Moving the second reading of the 19th Amendment to the Constitution, President Sirisena explained to lawmakers the importance of the historical moment.
“We are gathered here to move forward by establishing the good governance Prime Minister D.S. Senanayake wanted in Sri Lanka. After many years, people entrusted me to bring in the 19th Amendment. The executive presidency was opposed from the day it was introduced.”
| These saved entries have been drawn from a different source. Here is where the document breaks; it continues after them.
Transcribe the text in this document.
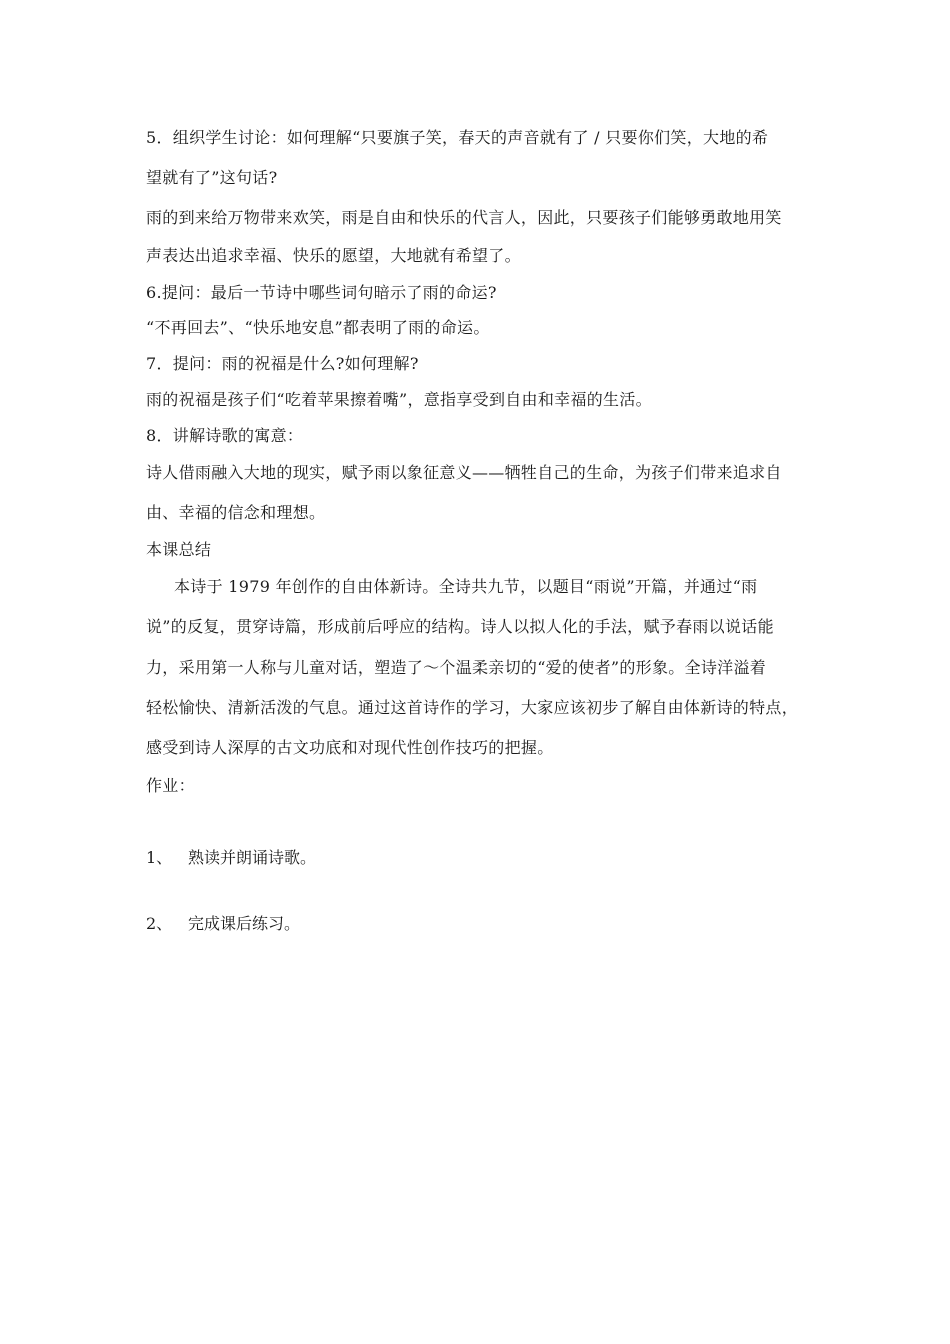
5．组织学生讨论：如何理解“只要旗子笑，春天的声音就有了 / 只要你们笑，大地的希
望就有了”这句话?
雨的到来给万物带来欢笑，雨是自由和快乐的代言人，因此，只要孩子们能够勇敢地用笑
声表达出追求幸福、快乐的愿望，大地就有希望了。
6.提问：最后一节诗中哪些词句暗示了雨的命运?
“不再回去”、“快乐地安息”都表明了雨的命运。
7．提问：雨的祝福是什么?如何理解?
雨的祝福是孩子们“吃着苹果擦着嘴”，意指享受到自由和幸福的生活。
8．讲解诗歌的寓意：
诗人借雨融入大地的现实，赋予雨以象征意义——牺牲自己的生命，为孩子们带来追求自
由、幸福的信念和理想。
本课总结
本诗于 1979 年创作的自由体新诗。全诗共九节，以题目“雨说”开篇，并通过“雨
说”的反复，贯穿诗篇，形成前后呼应的结构。诗人以拟人化的手法，赋予春雨以说话能
力，采用第一人称与儿童对话，塑造了～个温柔亲切的“爱的使者”的形象。全诗洋溢着
轻松愉快、清新活泼的气息。通过这首诗作的学习，大家应该初步了解自由体新诗的特点，
感受到诗人深厚的古文功底和对现代性创作技巧的把握。
作业：
1、 熟读并朗诵诗歌。
2、 完成课后练习。
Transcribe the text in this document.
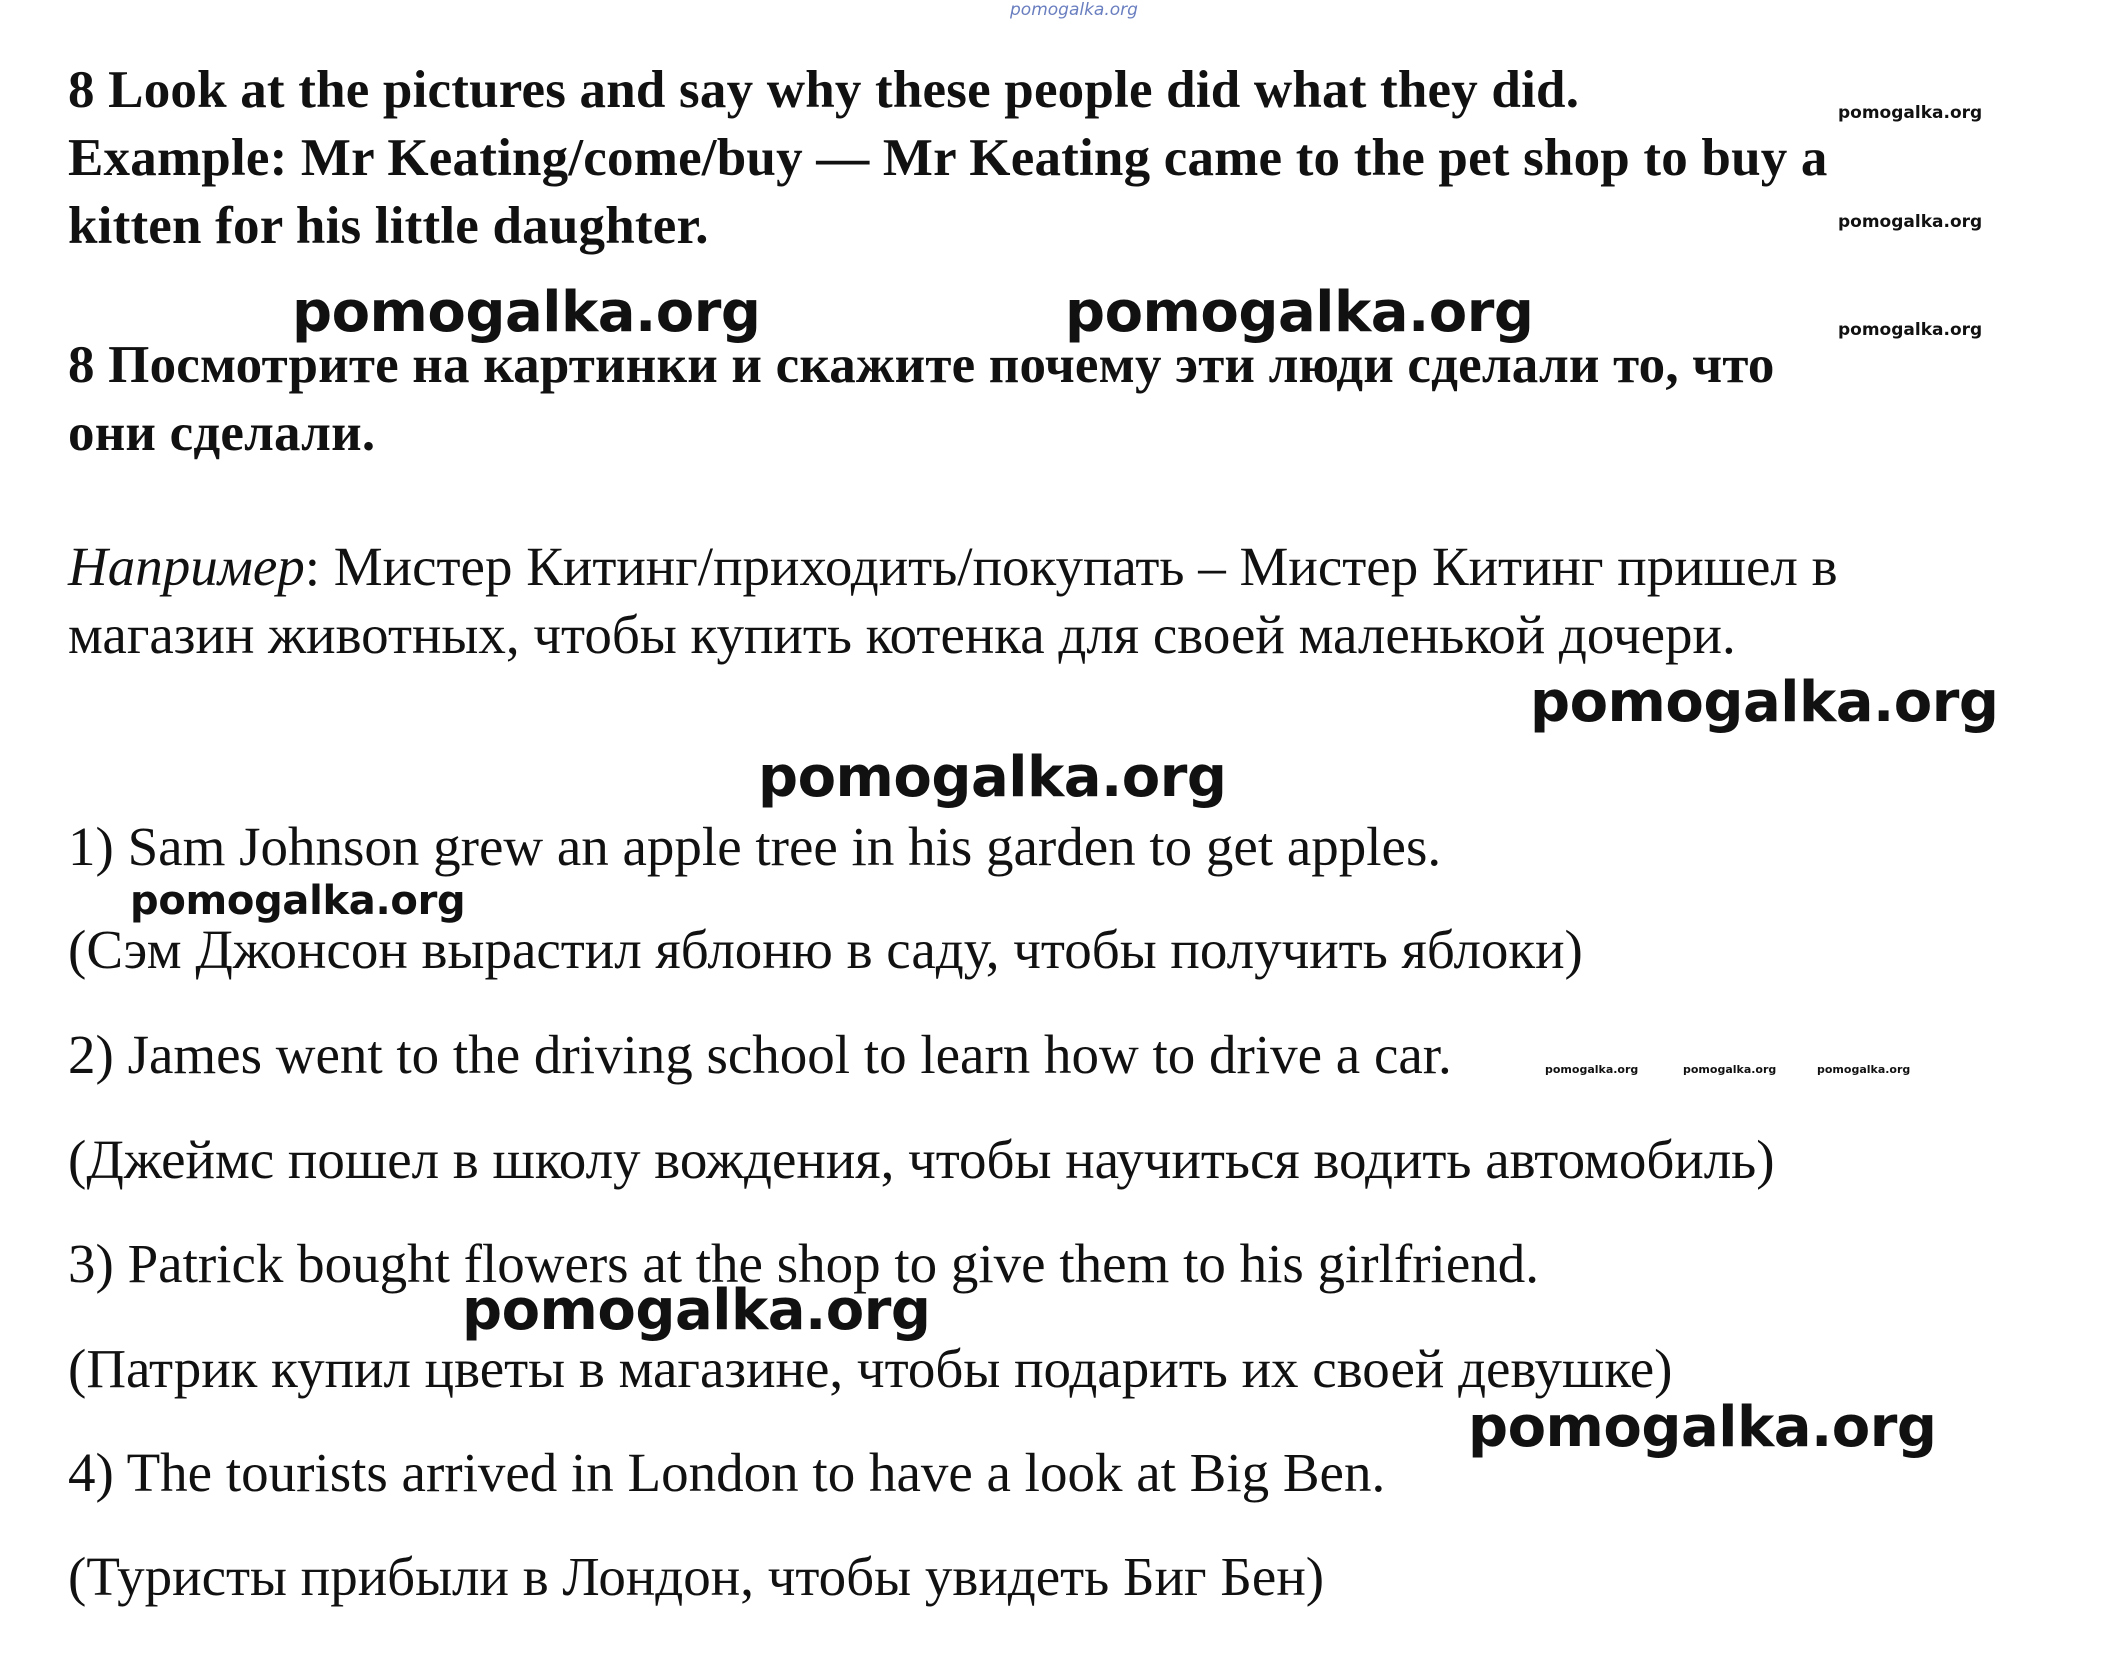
pomogalka.org

8 Look at the pictures and say why these people did what they did.

Example: Mr Keating/come/buy — Mr Keating came to the pet shop to buy a

kitten for his little daughter.

8 Посмотрите на картинки и скажите почему эти люди сделали то, что

они сделали.

Например: Мистер Китинг/приходить/покупать – Мистер Китинг пришел в

магазин животных, чтобы купить котенка для своей маленькой дочери.

1) Sam Johnson grew an apple tree in his garden to get apples.

(Сэм Джонсон вырастил яблоню в саду, чтобы получить яблоки)

2) James went to the driving school to learn how to drive a car.

(Джеймс пошел в школу вождения, чтобы научиться водить автомобиль)

3) Patrick bought flowers at the shop to give them to his girlfriend.

(Патрик купил цветы в магазине, чтобы подарить их своей девушке)

4) The tourists arrived in London to have a look at Big Ben.

(Туристы прибыли в Лондон, чтобы увидеть Биг Бен)

pomogalka.org
pomogalka.org
pomogalka.org
pomogalka.org	pomogalka.org
pomogalka.org
pomogalka.org
pomogalka.org
pomogalka.org	pomogalka.org	pomogalka.org
pomogalka.org
pomogalka.org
“In 1994 the abolishing of the executive presidency was a part of the political manifesto of former President Chandrika Bandaranaike Kumaratunga. In 1999 she came back to power again mentioning the same. Former President Mahinda Rajapaksa also mentioned it in the ‘Mahinda Chinthana’ political manifestos in 2005, 2010 and 2015. Now all of us have reached a point where it will be changed. People do know about the executive presidency and the importance of independent commissions,” insisted President Sirisena.
Updating the House about his commitment and the sacrifice to rally all political parties behind the amendment, Sirisena said: “Since I was elected, I never used the powers of the executive president. Even in my political manifesto, I pledged to remove it. My flexibility will help remove it. Gone are the days the international community used to assess another country based on skin colour. Today the assessments are based on the level of democracy, good governance, human rights, fundamental rights, and the behaviour of the politicians of the country. So today we have become a country with no international enemies,” he added.
President Sirisena noted that in the last presidential election, the manifestos of both presidential candidates had contained pledges to abolish the presidency. “Both Mahinda Rajapaksa’s 5.8 million voters and my 6.2 million voters voted for those manifestos, so 12 million voters in this country endorse this amendment,” he told the House during his speech.
National Freedom Front Leader Wimal Weerawansa, whose UPFA faction is widely expected to oppose the amendment when it is taken up for voting tomorrow, said the 19A was a ‘pseudo-democratic exercise’.
“This has bad intentions. Why elect a president if his powers are going to be reduced?” Weerawansa charged. He said their faction of the UPFA would oppose the amendment unless eight amendments they were suggesting to the legislation were accepted by the Government.
Meanwhile, Minister Palitha Range Bandara pointed out many former leaders took advantage of the executive presidency and got elected but were unable to abolish it, preferring to enjoy its authority and powers.
“However, President Maithripala Sirisena showed how he could follow the Buddhist rule and give up things. It is clear that this amendment is presented here for the betterment of the public but not for the benefit of the Maithripala or Ranil.”
Joining the debate, Deputy Minister of Justice Sujeewa Senasinghe pointed out that the powers of the executive presidency were used by past leaders to increase their authority. He recalled that former President Mahinda Rajapaksa came into power promising to abolish the executive presidency but did not carry out the promise.
“The 19th Amendment is not to strengthen the powers of the UNP or Ranil Wickremesinghe. This may not be a complete amendment but let’s take it as a start for the betterment of future generations.”
Meanwhile, Prime Minister Ranil Wickremesinghe informed Parliament during the debate that the Government was in agreement to remove the provisions that mandated criminal prosecution for private media organisations that did not comply with the Election Commissioner’s orders during the polls.
Opposition Leader Nimal Siripala De Silva charged that the decision to remove the provision had been a result of submissions made to the President by the SLFP.